Tanto Hulme como Barasch proponen ejemplos alentadores de quienes están haciendo un trabajo admirable a nivel individual para fomentar el cambio de identidad de la clase que podría reemplazar los «fósforos de odio» por compasión, pero es un proceso lento. Hulme señala que antes de que pueda ocurrir este cambio, cada lado debe cambiar la pregunta «¿Quién soy?» por «¿Quién debería ser?», pero no es una pregunta que nos guste hacernos, como observa Hulme, puesto que defendemos incondicional y ferozmente quiénes somos y en lo que nos hemos convertido.

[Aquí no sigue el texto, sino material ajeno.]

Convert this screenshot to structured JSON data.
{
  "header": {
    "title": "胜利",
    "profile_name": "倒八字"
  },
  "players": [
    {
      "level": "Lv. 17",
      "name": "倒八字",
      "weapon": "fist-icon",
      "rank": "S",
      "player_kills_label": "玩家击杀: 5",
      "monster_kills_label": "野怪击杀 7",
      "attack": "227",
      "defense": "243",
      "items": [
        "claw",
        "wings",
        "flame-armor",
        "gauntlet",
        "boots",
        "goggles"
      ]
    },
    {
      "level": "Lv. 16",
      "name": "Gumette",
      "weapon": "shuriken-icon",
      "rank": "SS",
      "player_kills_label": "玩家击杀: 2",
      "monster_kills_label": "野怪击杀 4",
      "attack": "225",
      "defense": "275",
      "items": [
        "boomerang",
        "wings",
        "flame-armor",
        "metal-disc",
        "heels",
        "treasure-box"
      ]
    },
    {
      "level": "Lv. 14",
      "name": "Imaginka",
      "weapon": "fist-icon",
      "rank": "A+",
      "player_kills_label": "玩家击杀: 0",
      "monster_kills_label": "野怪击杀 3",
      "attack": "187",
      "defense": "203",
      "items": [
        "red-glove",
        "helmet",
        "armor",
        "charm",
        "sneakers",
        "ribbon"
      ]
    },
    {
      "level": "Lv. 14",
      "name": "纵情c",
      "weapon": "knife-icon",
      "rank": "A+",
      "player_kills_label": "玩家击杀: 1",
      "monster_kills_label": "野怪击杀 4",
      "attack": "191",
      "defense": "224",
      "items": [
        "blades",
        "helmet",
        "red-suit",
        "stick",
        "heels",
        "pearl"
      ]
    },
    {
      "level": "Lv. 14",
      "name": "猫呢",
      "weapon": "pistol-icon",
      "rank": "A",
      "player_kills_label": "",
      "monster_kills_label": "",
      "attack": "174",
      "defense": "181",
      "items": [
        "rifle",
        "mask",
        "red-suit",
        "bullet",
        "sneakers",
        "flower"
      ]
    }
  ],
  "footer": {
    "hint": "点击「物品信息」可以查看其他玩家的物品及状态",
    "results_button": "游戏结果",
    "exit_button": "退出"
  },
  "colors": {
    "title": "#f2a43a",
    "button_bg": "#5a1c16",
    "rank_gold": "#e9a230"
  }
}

Sin embargo, «en la actualidad, el mundo se entusiasma con la esperanza de un nuevo ascenso hacia una época más amable», insiste Barasch. «La necesidad de alejarse del cinismo y acercarnos a los demás nunca ha sido más evidente». No obstante, encontrar la claridad en las causas es la parte sencilla; lo que quizá no sea tan evidente es cómo motivar simultáneamente a miles de millones de individuos para producir el cambio de identidad individual que se requiere ―a ambos lados de cada frontera― para apagar todos los fósforos que amenazan una existencia armoniosa. No hay duda de que se necesitaría la clase de cambio que transforme nuestra visión de nosotros mismos de conquistadores a cuidadores, tanto de la tierra como de nosotros mismos.